Ogni partita vinta permette alla squadra di salire in classifica di due punti. In caso di parità nella graduatoria tra due squadre, per definirne le rispettive posizioni, si calcola la differenza di canestri realizzati negli scontri diretti, come primo dato, altrimenti si passa al coefficiente canestri, sulla base dei punti fatti e quelli subiti in stagione. Questo è determinante specialmente nel caso di due squadre che stiano lottando per accedere ai playoff scudetto o per non retrocedere. Le prime otto della stagione regolare accedono alla final eight, mentre le ultime due retrocedono in Serie A2.

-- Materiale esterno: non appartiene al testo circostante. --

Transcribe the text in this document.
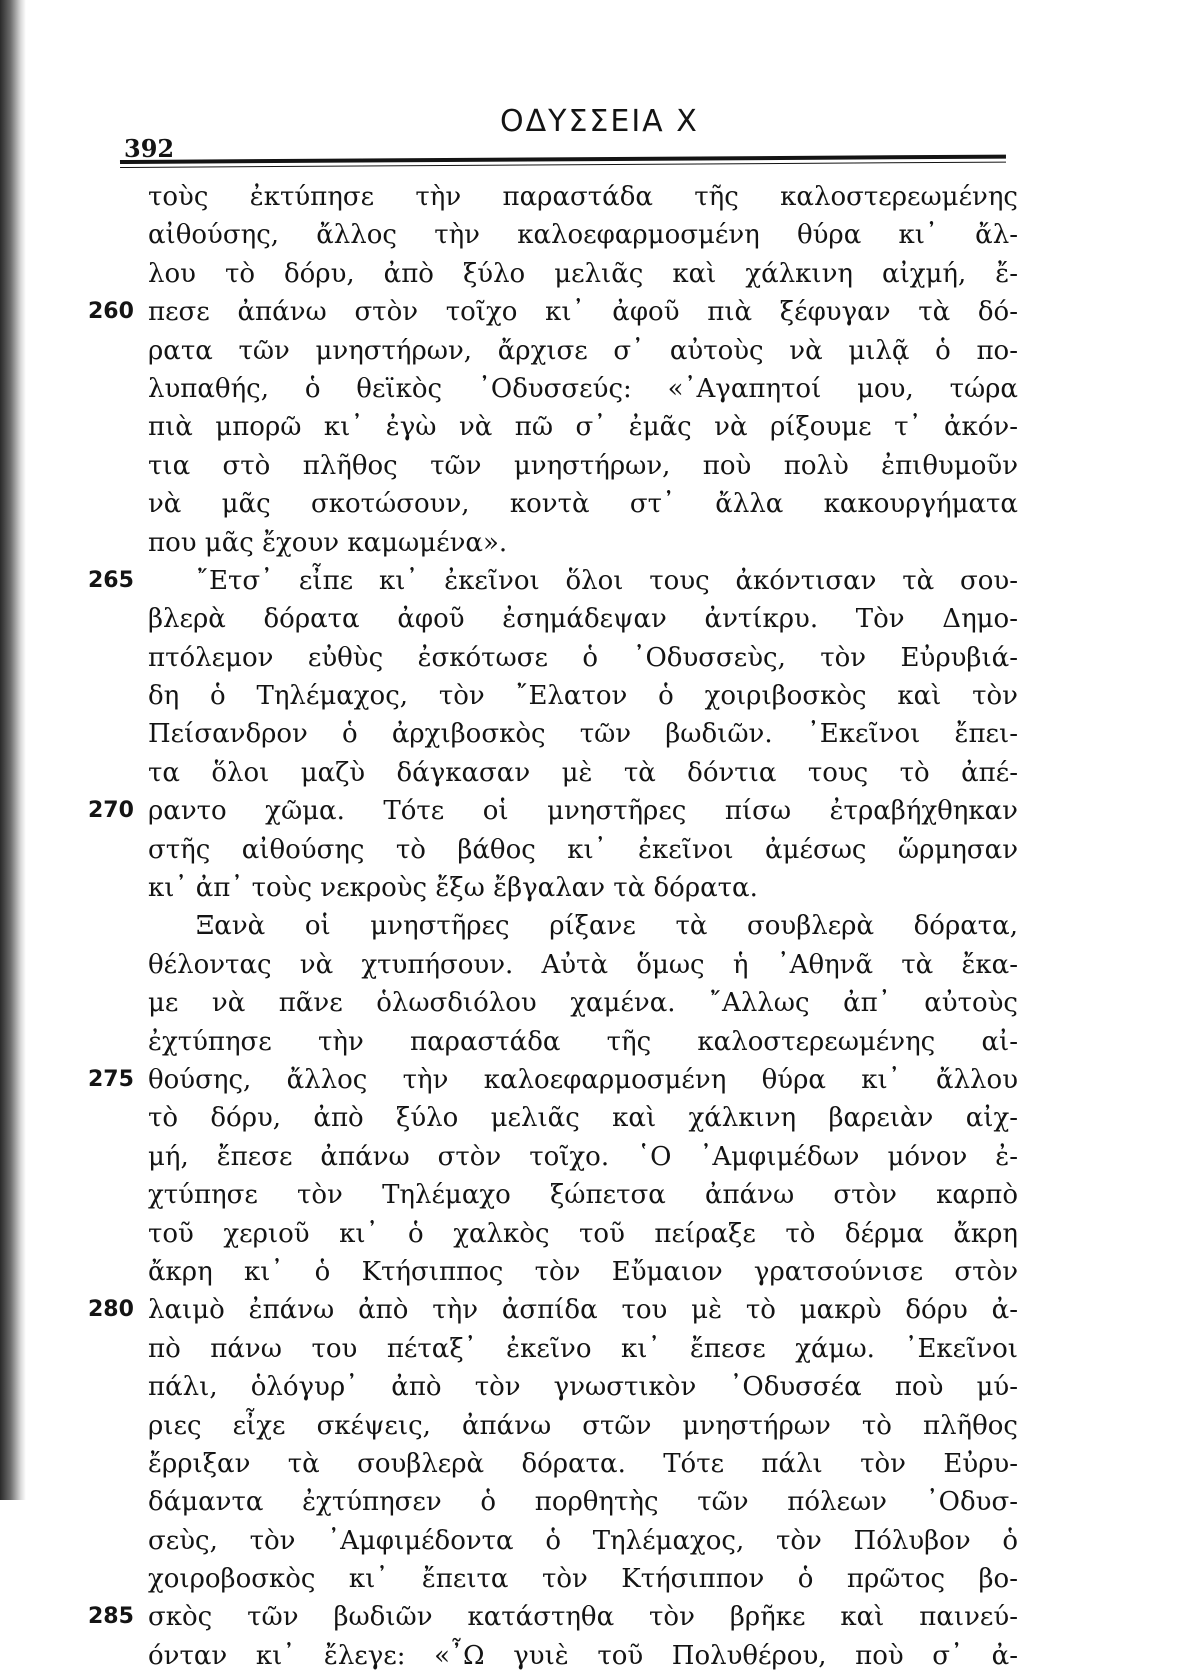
392
ΟΔΥΣΣΕΙΑ Χ
τοὺς ἐκτύπησε τὴν παραστάδα τῆς καλοστερεωμένης
αἰθούσης, ἄλλος τὴν καλοεφαρμοσμένη θύρα κι᾽ ἄλ-
λου τὸ δόρυ, ἀπὸ ξύλο μελιᾶς καὶ χάλκινη αἰχμή, ἔ-
260 πεσε ἀπάνω στὸν τοῖχο κι᾽ ἀφοῦ πιὰ ξέφυγαν τὰ δό-
ρατα τῶν μνηστήρων, ἄρχισε σ᾽ αὐτοὺς νὰ μιλᾷ ὁ πο-
λυπαθής, ὁ θεϊκὸς ᾽Οδυσσεύς: «᾽Αγαπητοί μου, τώρα
πιὰ μπορῶ κι᾽ ἐγὼ νὰ πῶ σ᾽ ἐμᾶς νὰ ρίξουμε τ᾽ ἀκόν-
τια στὸ πλῆθος τῶν μνηστήρων, ποὺ πολὺ ἐπιθυμοῦν
νὰ μᾶς σκοτώσουν, κοντὰ στ᾽ ἄλλα κακουργήματα
που μᾶς ἔχουν καμωμένα».
265	῎Ετσ᾽ εἶπε κι᾽ ἐκεῖνοι ὅλοι τους ἀκόντισαν τὰ σου-
βλερὰ δόρατα ἀφοῦ ἐσημάδεψαν ἀντίκρυ. Τὸν Δημο-
πτόλεμον εὐθὺς ἐσκότωσε ὁ ᾽Οδυσσεὺς, τὸν Εὐρυβιά-
δη ὁ Τηλέμαχος, τὸν ῎Ελατον ὁ χοιριβοσκὸς καὶ τὸν
Πείσανδρον ὁ ἀρχιβοσκὸς τῶν βωδιῶν. ᾽Εκεῖνοι ἔπει-
τα ὅλοι μαζὺ δάγκασαν μὲ τὰ δόντια τους τὸ ἀπέ-
270 ραντο χῶμα. Τότε οἱ μνηστῆρες πίσω ἐτραβήχθηκαν
στῆς αἰθούσης τὸ βάθος κι᾽ ἐκεῖνοι ἀμέσως ὥρμησαν
κι᾽ ἀπ᾽ τοὺς νεκροὺς ἔξω ἔβγαλαν τὰ δόρατα.
Ξανὰ οἱ μνηστῆρες ρίξανε τὰ σουβλερὰ δόρατα,
θέλοντας νὰ χτυπήσουν. Αὐτὰ ὅμως ἡ ᾽Αθηνᾶ τὰ ἔκα-
με νὰ πᾶνε ὁλωσδιόλου χαμένα. ῎Αλλως ἀπ᾽ αὐτοὺς
ἐχτύπησε τὴν παραστάδα τῆς καλοστερεωμένης αἰ-
275 θούσης, ἄλλος τὴν καλοεφαρμοσμένη θύρα κι᾽ ἄλλου
τὸ δόρυ, ἀπὸ ξύλο μελιᾶς καὶ χάλκινη βαρειὰν αἰχ-
μή, ἔπεσε ἀπάνω στὸν τοῖχο. ῾Ο ᾽Αμφιμέδων μόνον ἐ-
χτύπησε τὸν Τηλέμαχο ξώπετσα ἀπάνω στὸν καρπὸ
τοῦ χεριοῦ κι᾽ ὁ χαλκὸς τοῦ πείραξε τὸ δέρμα ἄκρη
ἄκρη κι᾽ ὁ Κτήσιππος τὸν Εὔμαιον γρατσούνισε στὸν
280 λαιμὸ ἐπάνω ἀπὸ τὴν ἀσπίδα του μὲ τὸ μακρὺ δόρυ ἀ-
πὸ πάνω του πέταξ᾽ ἐκεῖνο κι᾽ ἔπεσε χάμω. ᾽Εκεῖνοι
πάλι, ὁλόγυρ᾽ ἀπὸ τὸν γνωστικὸν ᾽Οδυσσέα ποὺ μύ-
ριες εἶχε σκέψεις, ἀπάνω στῶν μνηστήρων τὸ πλῆθος
ἔρριξαν τὰ σουβλερὰ δόρατα. Τότε πάλι τὸν Εὐρυ-
δάμαντα ἐχτύπησεν ὁ πορθητὴς τῶν πόλεων ᾽Οδυσ-
σεὺς, τὸν ᾽Αμφιμέδοντα ὁ Τηλέμαχος, τὸν Πόλυβον ὁ
χοιροβοσκὸς κι᾽ ἔπειτα τὸν Κτήσιππον ὁ πρῶτος βο-
285 σκὸς τῶν βωδιῶν κατάστηθα τὸν βρῆκε καὶ παινεύ-
όνταν κι᾽ ἔλεγε: «῏Ω γυιὲ τοῦ Πολυθέρου, ποὺ σ᾽ ἀ-
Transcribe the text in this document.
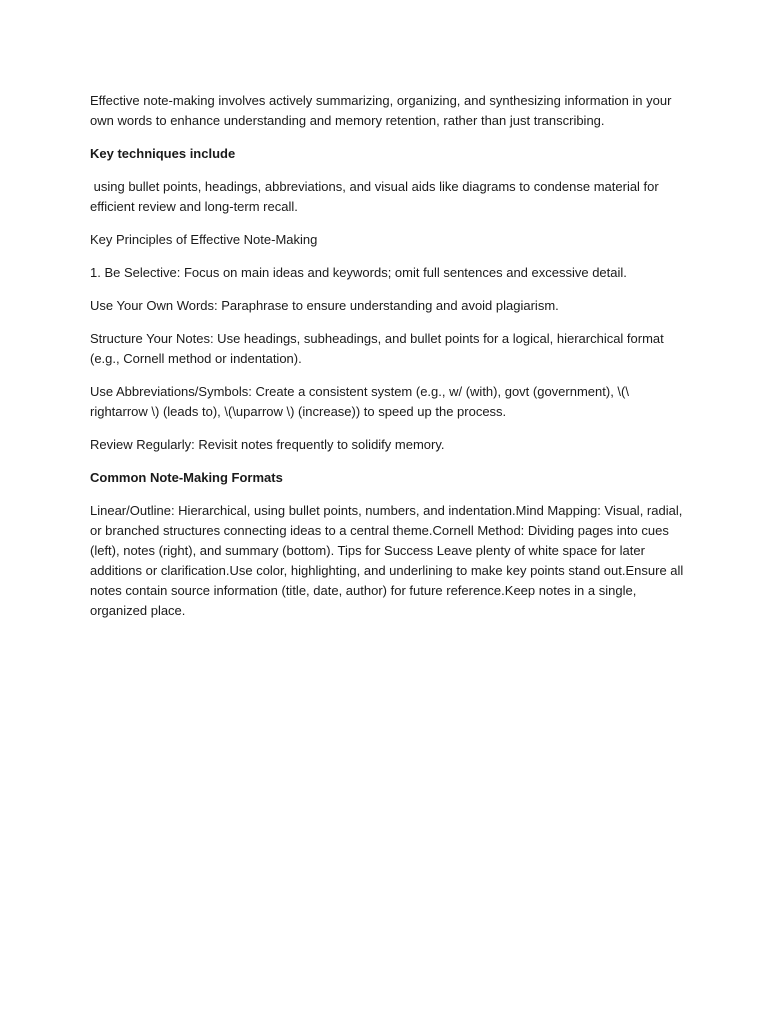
Effective note-making involves actively summarizing, organizing, and synthesizing information in your own words to enhance understanding and memory retention, rather than just transcribing.

Key techniques include

using bullet points, headings, abbreviations, and visual aids like diagrams to condense material for efficient review and long-term recall.

Key Principles of Effective Note-Making

1. Be Selective: Focus on main ideas and keywords; omit full sentences and excessive detail.

Use Your Own Words: Paraphrase to ensure understanding and avoid plagiarism.

Structure Your Notes: Use headings, subheadings, and bullet points for a logical, hierarchical format (e.g., Cornell method or indentation).

Use Abbreviations/Symbols: Create a consistent system (e.g., w/ (with), govt (government), \(\ rightarrow \) (leads to), \(\uparrow \) (increase)) to speed up the process.

Review Regularly: Revisit notes frequently to solidify memory.

Common Note-Making Formats

Linear/Outline: Hierarchical, using bullet points, numbers, and indentation.Mind Mapping: Visual, radial, or branched structures connecting ideas to a central theme.Cornell Method: Dividing pages into cues (left), notes (right), and summary (bottom). Tips for Success Leave plenty of white space for later additions or clarification.Use color, highlighting, and underlining to make key points stand out.Ensure all notes contain source information (title, date, author) for future reference.Keep notes in a single, organized place.
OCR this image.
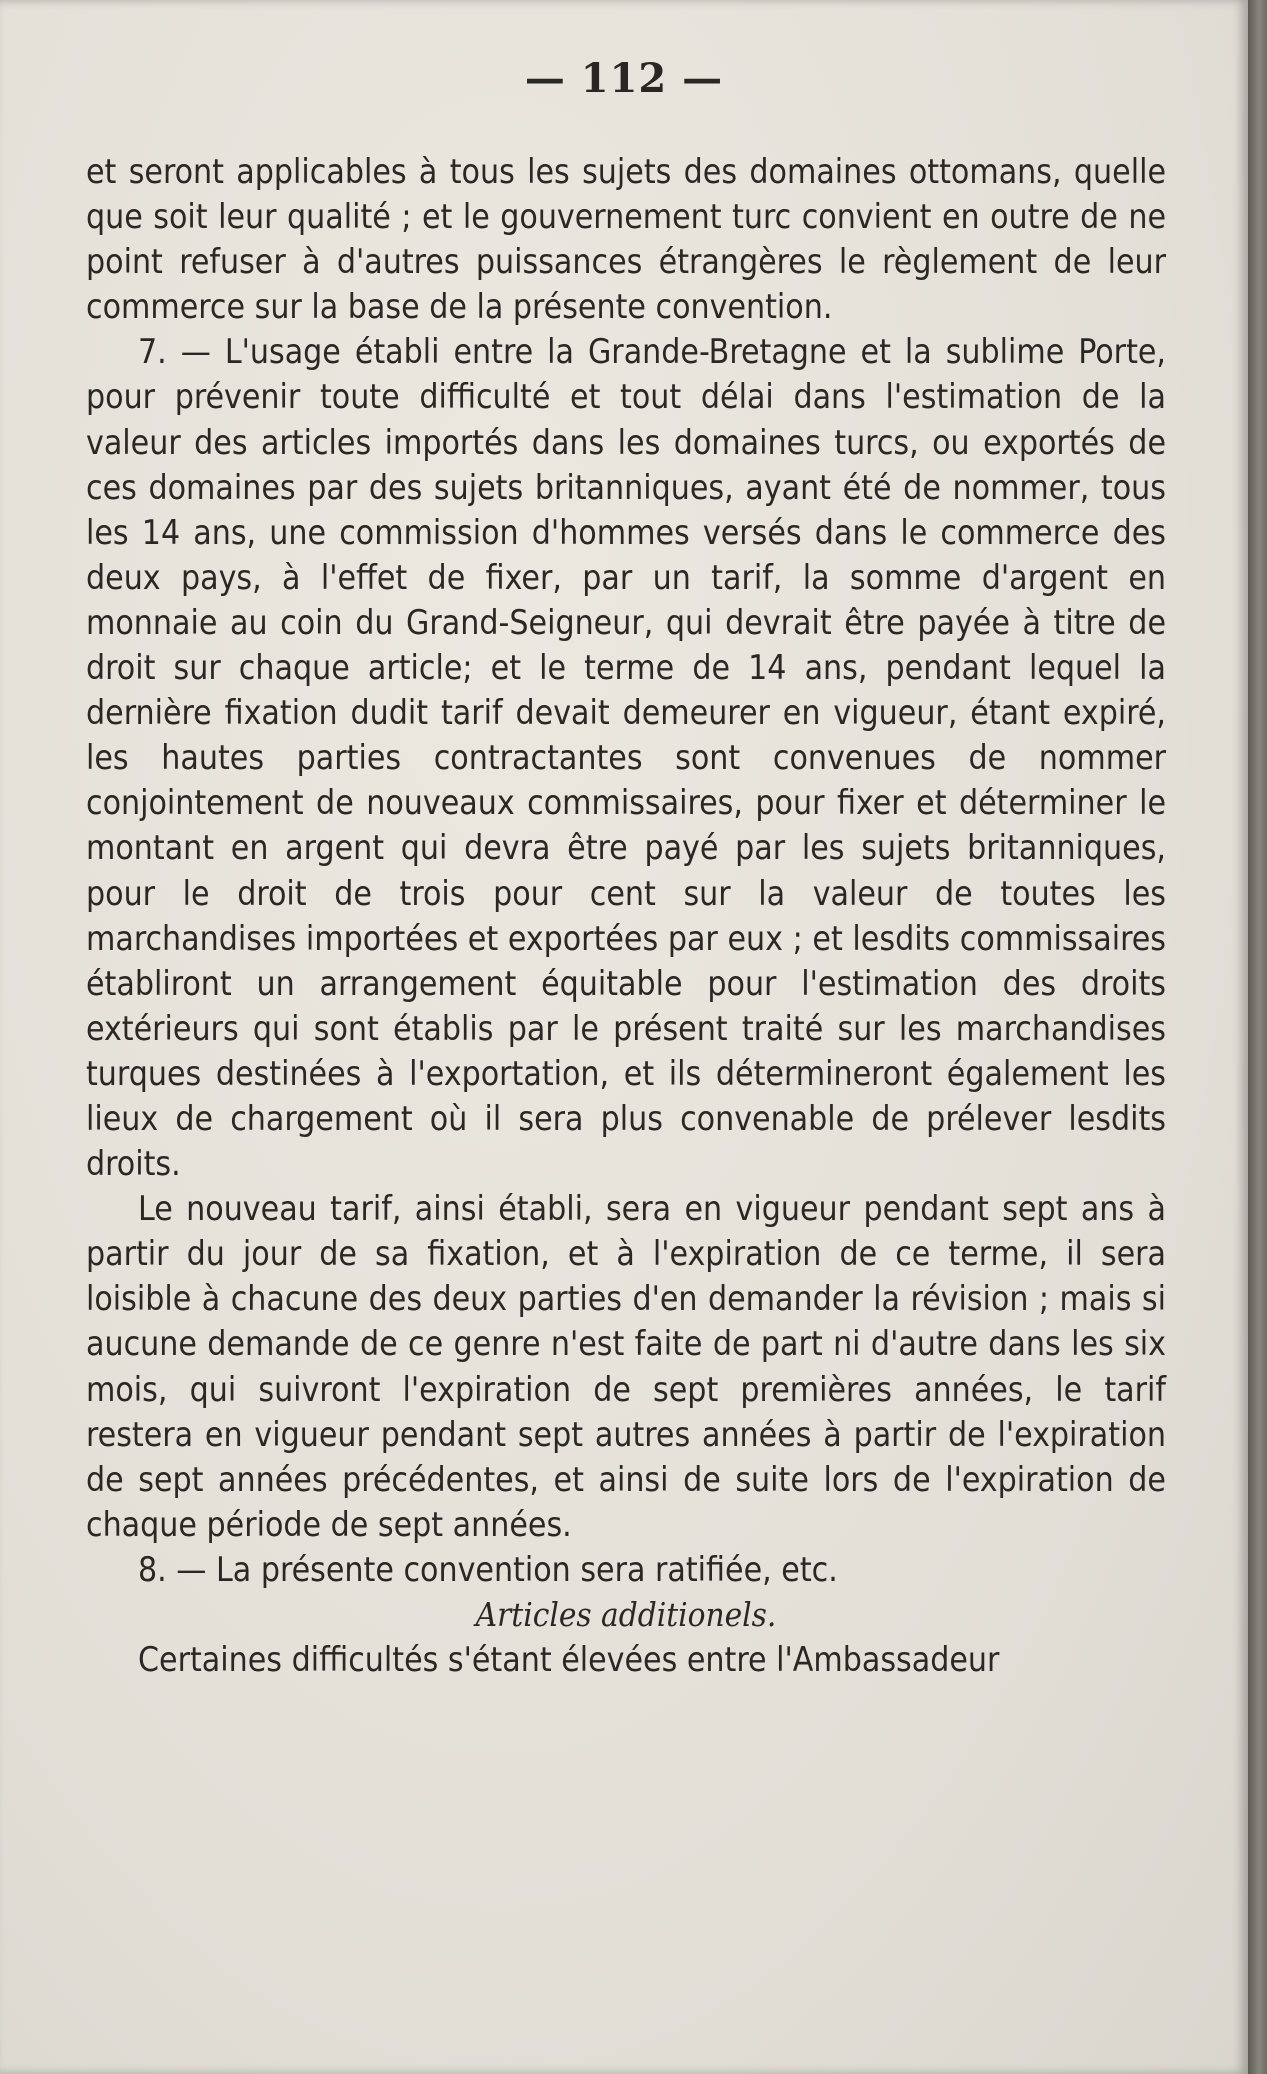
— 112 —

et seront applicables à tous les sujets des domaines ottomans, quelle que soit leur qualité ; et le gouvernement turc convient en outre de ne point refuser à d'autres puissances étrangères le règlement de leur commerce sur la base de la présente convention.

7. — L'usage établi entre la Grande-Bretagne et la sublime Porte, pour prévenir toute difficulté et tout délai dans l'estimation de la valeur des articles importés dans les domaines turcs, ou exportés de ces domaines par des sujets britanniques, ayant été de nommer, tous les 14 ans, une commission d'hommes versés dans le commerce des deux pays, à l'effet de fixer, par un tarif, la somme d'argent en monnaie au coin du Grand-Seigneur, qui devrait être payée à titre de droit sur chaque article; et le terme de 14 ans, pendant lequel la dernière fixation dudit tarif devait demeurer en vigueur, étant expiré, les hautes parties contractantes sont convenues de nommer conjointement de nouveaux commissaires, pour fixer et déterminer le montant en argent qui devra être payé par les sujets britanniques, pour le droit de trois pour cent sur la valeur de toutes les marchandises importées et exportées par eux ; et lesdits commissaires établiront un arrangement équitable pour l'estimation des droits extérieurs qui sont établis par le présent traité sur les marchandises turques destinées à l'exportation, et ils détermineront également les lieux de chargement où il sera plus convenable de prélever lesdits droits.

Le nouveau tarif, ainsi établi, sera en vigueur pendant sept ans à partir du jour de sa fixation, et à l'expiration de ce terme, il sera loisible à chacune des deux parties d'en demander la révision ; mais si aucune demande de ce genre n'est faite de part ni d'autre dans les six mois, qui suivront l'expiration de sept premières années, le tarif restera en vigueur pendant sept autres années à partir de l'expiration de sept années précédentes, et ainsi de suite lors de l'expiration de chaque période de sept années.

8. — La présente convention sera ratifiée, etc.

Articles additionels.

Certaines difficultés s'étant élevées entre l'Ambassadeur
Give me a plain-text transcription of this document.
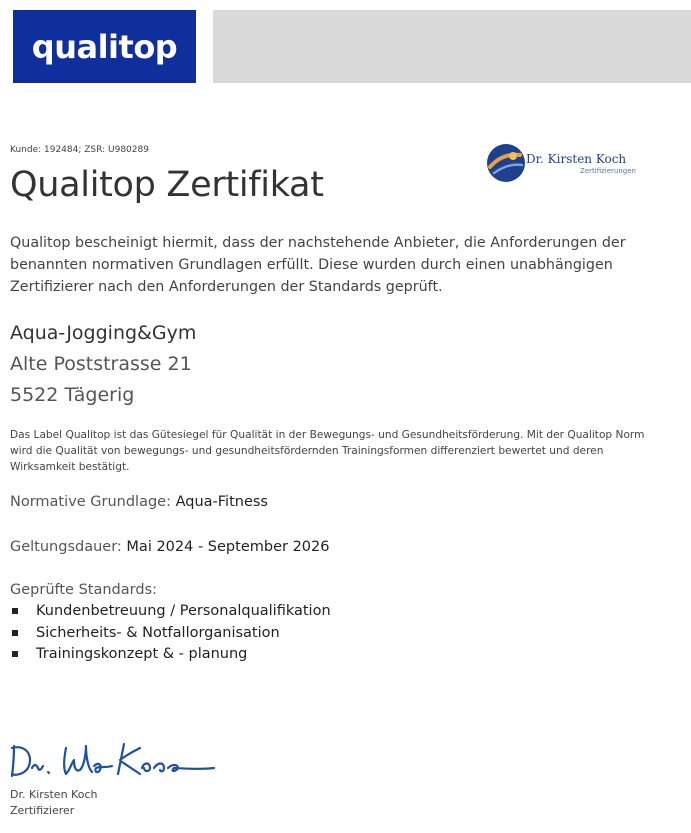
qualitop
Kunde: 192484; ZSR: U980289
Dr. Kirsten Koch
Zertifizierungen
Qualitop Zertifikat

Qualitop bescheinigt hiermit, dass der nachstehende Anbieter, die Anforderungen der benannten normativen Grundlagen erfüllt. Diese wurden durch einen unabhängigen Zertifizierer nach den Anforderungen der Standards geprüft.

Aqua-Jogging&Gym
Alte Poststrasse 21
5522 Tägerig

Das Label Qualitop ist das Gütesiegel für Qualität in der Bewegungs- und Gesundheitsförderung. Mit der Qualitop Norm wird die Qualität von bewegungs- und gesundheitsfördernden Trainingsformen differenziert bewertet und deren Wirksamkeit bestätigt.

Normative Grundlage: Aqua-Fitness
Geltungsdauer: Mai 2024 - September 2026
Geprüfte Standards:
Kundenbetreuung / Personalqualifikation
Sicherheits- & Notfallorganisation
Trainingskonzept & - planung
Dr. Kirsten Koch
Zertifizierer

Le finali scudetto si disputano nei mesi di maggio e giugno e le squadre qualificate si affrontano in turni ad eliminazione diretta, che partono dai quarti di finale, disputati in una serie al meglio di 5 partite, ossia serve vincerne 3 per approdare al turno successivo. Le qualificate si scontrano nelle semifinali, che invece si disputano in una serie al meglio di 7. Dunque, per conquistare la finale serve vincere almeno 4 partite. Stesso procedimento delle semifinali vale per la finale. Chi vince 4 partite su 7 dell’ultima serie si laurea Campione d’Italia. Quest’anno l’Armani Exchange Milano sembra essere partita a spron battuto, attestandosi, per ora, al vertice della classifica di Serie A. Occhio, però, alle possibili sorprese di Brindisi e Bologna, anch’esse partite con il piede giusto.